The blond kid got off the other couch and quickly crossed to his friend, hunkering down beside him and bringing his mouth close to the wolf’s ear.

“What the hell are you doing? That’s Harbin… Hartt said not to mention it around him,” the blond whispered so low he practically mouthed the words, but Harbin’s sensitive ears picked them up.

Harbin narrowed his silver eyes on both males, his lips compressing into a thin line as he contemplated the only reason why Hartt would want to hand out the job before Harbin could hear about it.

The cat shifter was a snow leopard.

He growled, flashing short fangs at the males, and shoved away from the couches, limping quickly across the black floor towards the door in the corner of the room to his left that would lead him to Hartt’s office. He shoved it open, the slam of it hitting the black wall on the other side echoing around the room at his back and the corridor in front of him, and snarled as he picked up his pace. His left leg trembled under the strain but he gritted his teeth and pushed onwards, the fire burning up his blood keeping him going.

Someone had put a contract on a snow leopard shifter, one of his kind, and he wanted the details.

He wanted to know why Hartt wouldn’t give the job to him.

Silvery fur rippled over his forearms before he could stop it, a brief flash of his other form brought out by his agitation. He sucked down a breath and controlled it, his skin cooling as the fur disappeared.
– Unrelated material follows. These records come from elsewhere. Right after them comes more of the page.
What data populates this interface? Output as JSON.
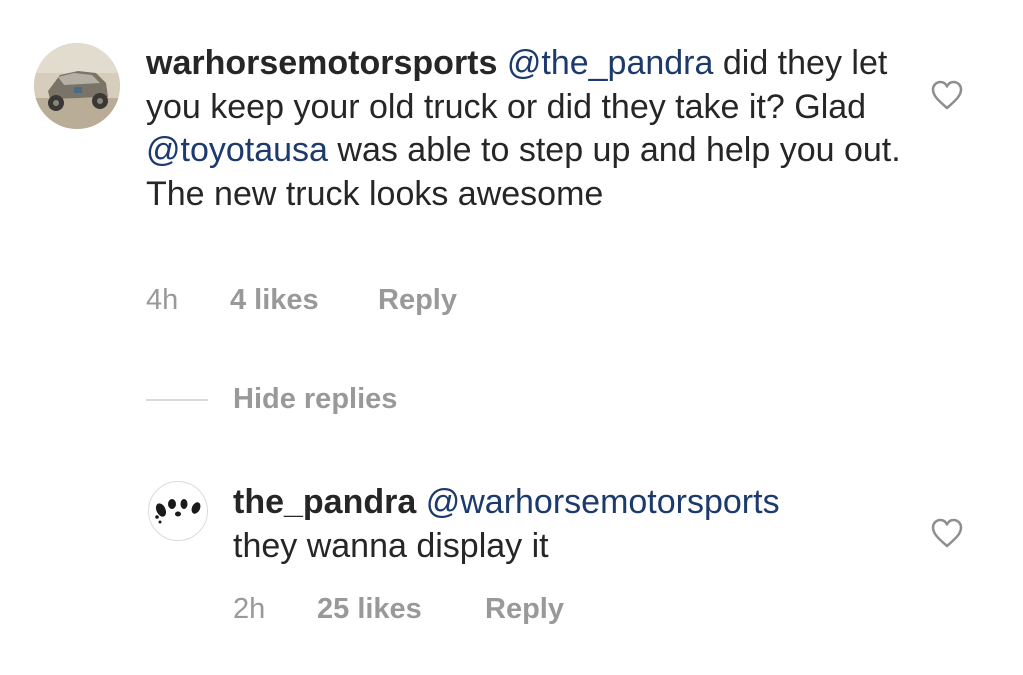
{
  "comments": [
    {
      "username": "warhorsemotorsports",
      "mention": "@the_pandra",
      "text_part1": " did they let you keep your old truck or did they take it? Glad ",
      "mention2": "@toyotausa",
      "text_part2": " was able to step up and help you out. The new truck looks awesome",
      "time": "4h",
      "likes": "4 likes",
      "reply_label": "Reply"
    }
  ],
  "thread": {
    "hide_replies_label": "Hide replies"
  },
  "replies": [
    {
      "username": "the_pandra",
      "mention": "@warhorsemotorsports",
      "text": "they wanna display it",
      "time": "2h",
      "likes": "25 likes",
      "reply_label": "Reply"
    }
  ],
  "icons": {
    "like": "heart-outline-icon"
  },
  "colors": {
    "text": "#262626",
    "mention": "#1c3a6b",
    "secondary": "#999999",
    "divider": "#dbdbdb"
  }
}
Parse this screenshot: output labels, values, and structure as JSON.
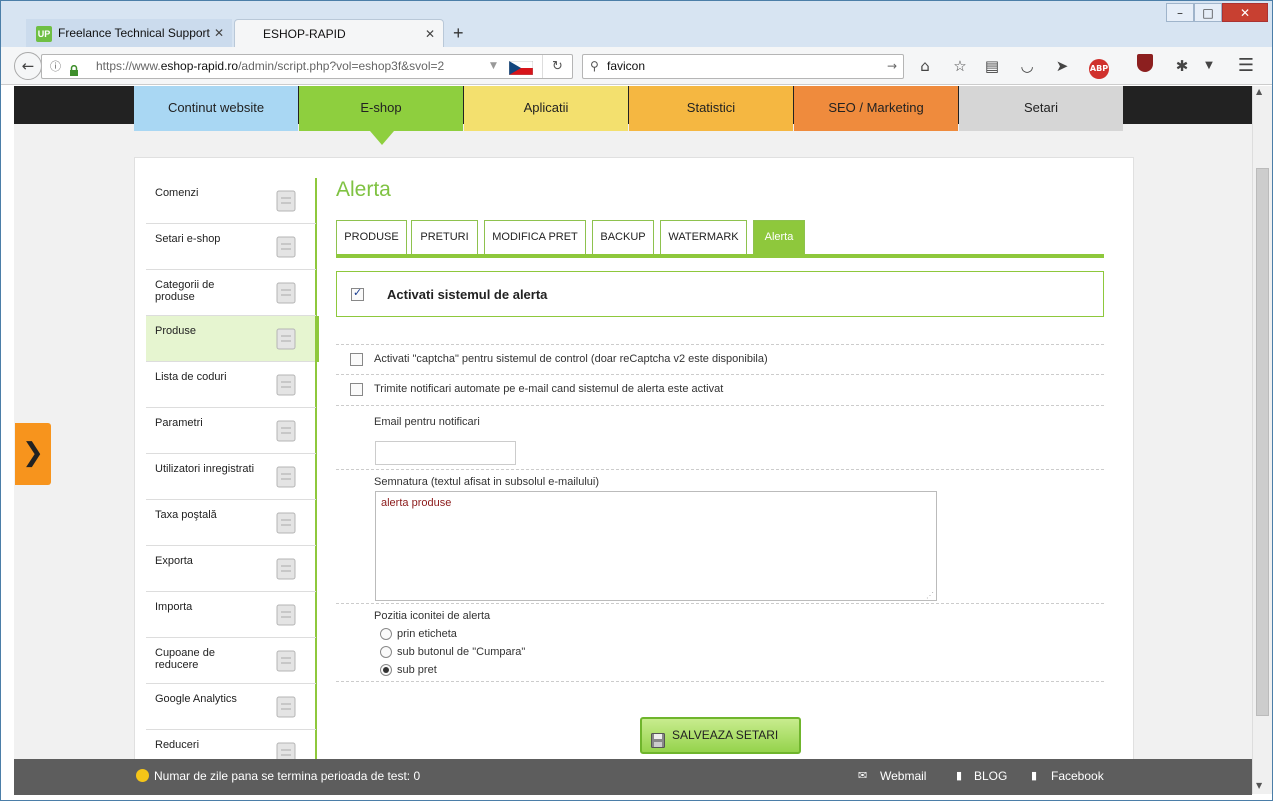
{
  "browser": {
    "tabs": [
      {
        "label": "Freelance Technical Support",
        "favicon": "UP"
      },
      {
        "label": "ESHOP-RAPID"
      }
    ],
    "new_tab": "+",
    "url": {
      "prefix": "https://www.",
      "host": "eshop-rapid.ro",
      "path": "/admin/script.php?vol=eshop3f&svol=2"
    },
    "search_value": "favicon",
    "extension_label": "ABP"
  },
  "main_nav": [
    {
      "label": "Continut website",
      "color": "#a9d7f3"
    },
    {
      "label": "E-shop",
      "color": "#8ecf3e"
    },
    {
      "label": "Aplicatii",
      "color": "#f3e06e"
    },
    {
      "label": "Statistici",
      "color": "#f5b741"
    },
    {
      "label": "SEO / Marketing",
      "color": "#ef8b3d"
    },
    {
      "label": "Setari",
      "color": "#d6d6d6"
    }
  ],
  "sidebar": {
    "items": [
      {
        "label": "Comenzi",
        "icon": "clipboard-icon"
      },
      {
        "label": "Setari e-shop",
        "icon": "tools-icon"
      },
      {
        "label": "Categorii de produse",
        "icon": "boxes-icon"
      },
      {
        "label": "Produse",
        "icon": "products-icon"
      },
      {
        "label": "Lista de coduri",
        "icon": "codes-icon"
      },
      {
        "label": "Parametri",
        "icon": "sliders-icon"
      },
      {
        "label": "Utilizatori inregistrati",
        "icon": "users-icon"
      },
      {
        "label": "Taxa poştală",
        "icon": "shipping-icon"
      },
      {
        "label": "Exporta",
        "icon": "upload-icon"
      },
      {
        "label": "Importa",
        "icon": "download-icon"
      },
      {
        "label": "Cupoane de reducere",
        "icon": "coupon-icon"
      },
      {
        "label": "Google Analytics",
        "icon": "analytics-icon"
      },
      {
        "label": "Reduceri",
        "icon": "discount-icon"
      }
    ]
  },
  "content": {
    "title": "Alerta",
    "subtabs": [
      "PRODUSE",
      "PRETURI",
      "MODIFICA PRET",
      "BACKUP",
      "WATERMARK",
      "Alerta"
    ],
    "activate_label": "Activati sistemul de alerta",
    "captcha_label": "Activati \"captcha\" pentru sistemul de control (doar reCaptcha v2 este disponibila)",
    "notify_label": "Trimite notificari automate pe e-mail cand sistemul de alerta este activat",
    "email_label": "Email pentru notificari",
    "email_value": "",
    "signature_label": "Semnatura (textul afisat in subsolul e-mailului)",
    "signature_value": "alerta produse",
    "position_label": "Pozitia iconitei de alerta",
    "position_options": [
      "prin eticheta",
      "sub butonul de \"Cumpara\"",
      "sub pret"
    ],
    "save_label": "SALVEAZA SETARI"
  },
  "footer": {
    "trial_text": "Numar de zile pana se termina perioada de test: 0",
    "webmail": "Webmail",
    "blog": "BLOG",
    "facebook": "Facebook"
  }
}
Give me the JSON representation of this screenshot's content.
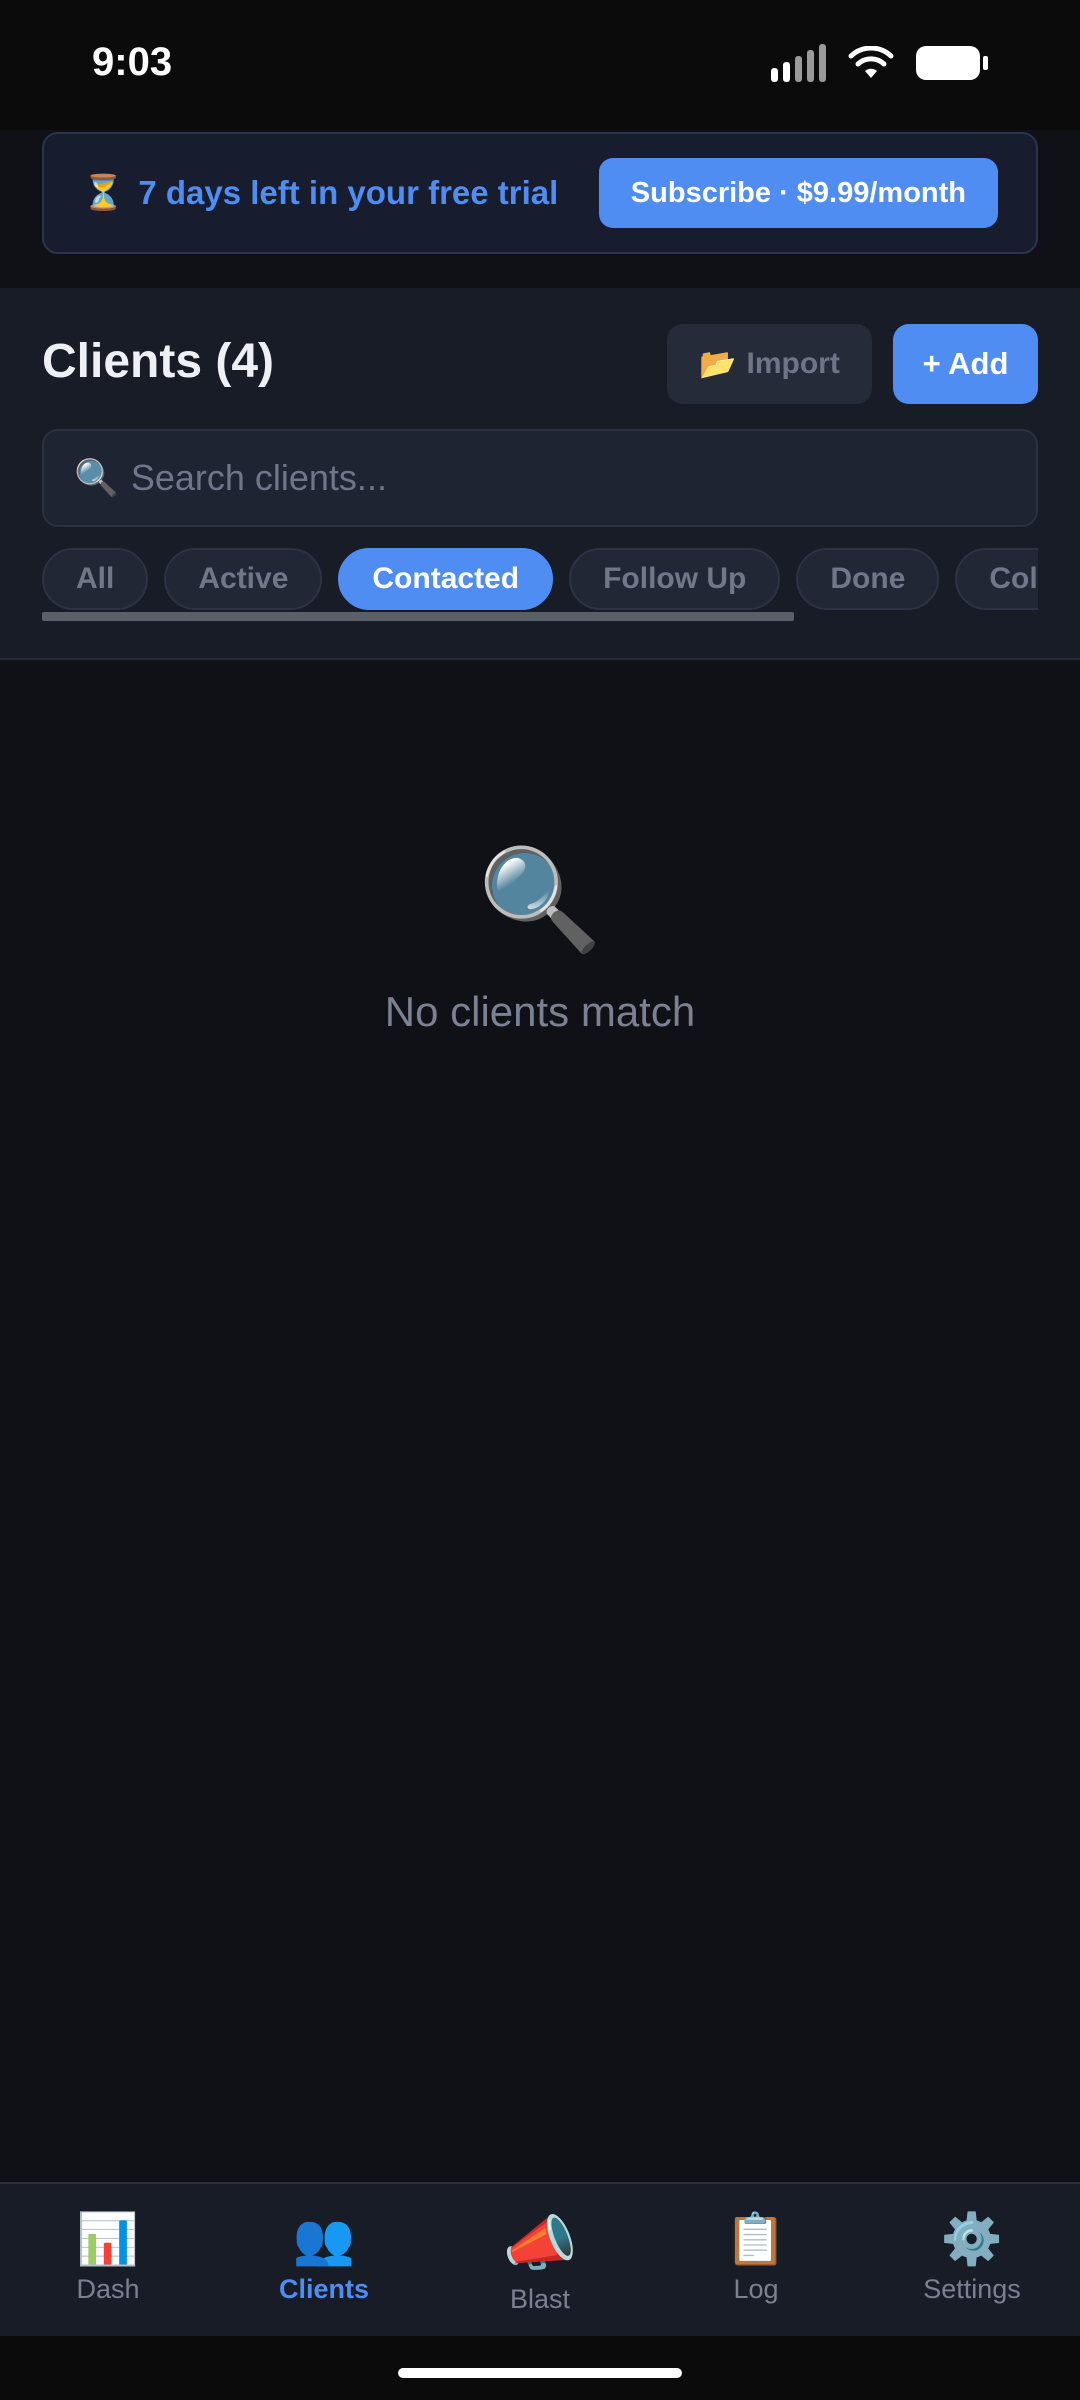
{
  "status_bar": {
    "time": "9:03"
  },
  "trial_banner": {
    "icon": "⏳",
    "text": "7 days left in your free trial",
    "subscribe_label": "Subscribe · $9.99/month"
  },
  "clients": {
    "title": "Clients (4)",
    "import_icon": "📂",
    "import_label": "Import",
    "add_label": "+ Add",
    "search_icon": "🔍",
    "search_placeholder": "Search clients...",
    "filters": [
      {
        "label": "All",
        "selected": false
      },
      {
        "label": "Active",
        "selected": false
      },
      {
        "label": "Contacted",
        "selected": true
      },
      {
        "label": "Follow Up",
        "selected": false
      },
      {
        "label": "Done",
        "selected": false
      },
      {
        "label": "Cold",
        "selected": false
      }
    ]
  },
  "empty_state": {
    "icon": "🔍",
    "text": "No clients match"
  },
  "bottom_nav": {
    "items": [
      {
        "icon": "📊",
        "label": "Dash"
      },
      {
        "icon": "👥",
        "label": "Clients"
      },
      {
        "icon": "📣",
        "label": "Blast"
      },
      {
        "icon": "📋",
        "label": "Log"
      },
      {
        "icon": "⚙️",
        "label": "Settings"
      }
    ],
    "active": "Clients"
  },
  "colors": {
    "accent": "#4f8df3",
    "background": "#101116",
    "panel": "#181c27"
  }
}
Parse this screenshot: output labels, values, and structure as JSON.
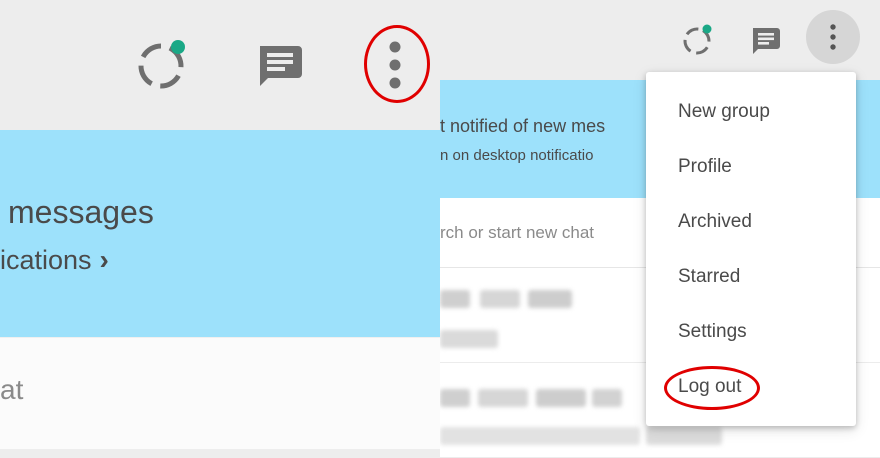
{
  "left_panel": {
    "banner_title": "messages",
    "banner_subtitle": "ications",
    "banner_chevron": "›",
    "search_placeholder": "at",
    "icons": [
      "status-icon",
      "new-chat-icon",
      "menu-icon"
    ]
  },
  "right_panel": {
    "banner_title": "t notified of new mes",
    "banner_subtitle": "n on desktop notificatio",
    "search_placeholder": "rch or start new chat",
    "icons": [
      "status-icon",
      "new-chat-icon",
      "menu-icon"
    ]
  },
  "menu": {
    "items": [
      {
        "label": "New group"
      },
      {
        "label": "Profile"
      },
      {
        "label": "Archived"
      },
      {
        "label": "Starred"
      },
      {
        "label": "Settings"
      },
      {
        "label": "Log out"
      }
    ]
  },
  "colors": {
    "header_bg": "#ededed",
    "banner_bg": "#9de1fb",
    "icon_gray": "#6f6f6f",
    "status_dot": "#1aa886",
    "highlight_red": "#e00000"
  }
}
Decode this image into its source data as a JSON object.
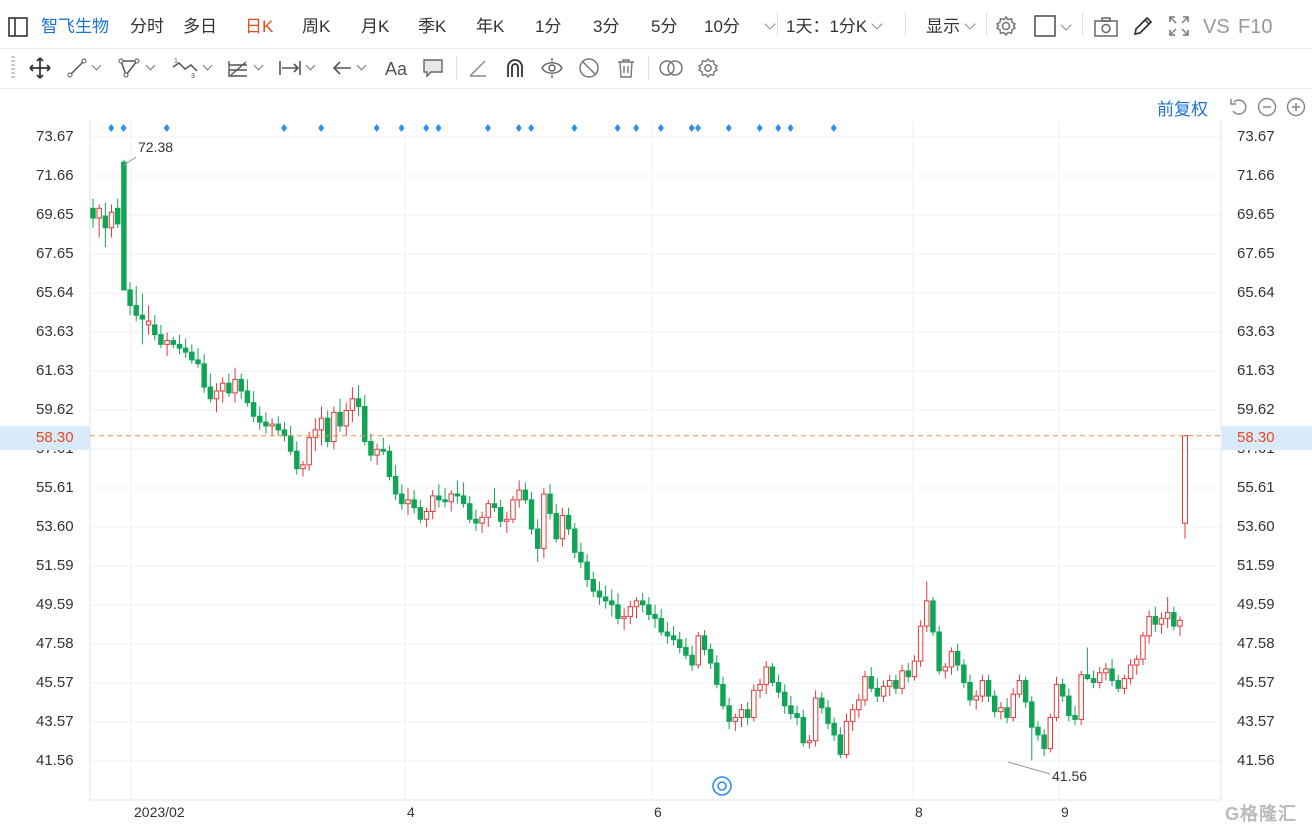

It wasn’t as if he held any allegiance to his kin anymore. He had burned that bridge twenty years ago and there was no way in Hell of reconstructing the charred remains of it. The thought that Hartt believed he was incapable of dealing with a snow leopard shifter mark was insulting. He could be as methodical and removed from the situation as he always was. The rage that had consumed him in the aftermath of the event that had driven him from his pride had made sure of that. It had killed all of his softer emotions and only a hunger for bloodshed and death remained.

He passed several doors to other offices, his own included, his gaze locked on the black door at the end of the corridor ahead of him. If Hartt was in an interview, the assassin in question was about to get a rude interruption and shown the door in a not too friendly fashion.

Harbin slammed the flat of his left palm into the door and it flew open.

Hartt was instantly on his feet behind the broad ebony desk directly in front of Harbin, an obsidian blade clutched in his left hand and his skin-tight black armour sweeping over his body as his clothes evaporated. His violet eyes pinned on Harbin and his pointed ears flared back as he bared his fangs on a hiss.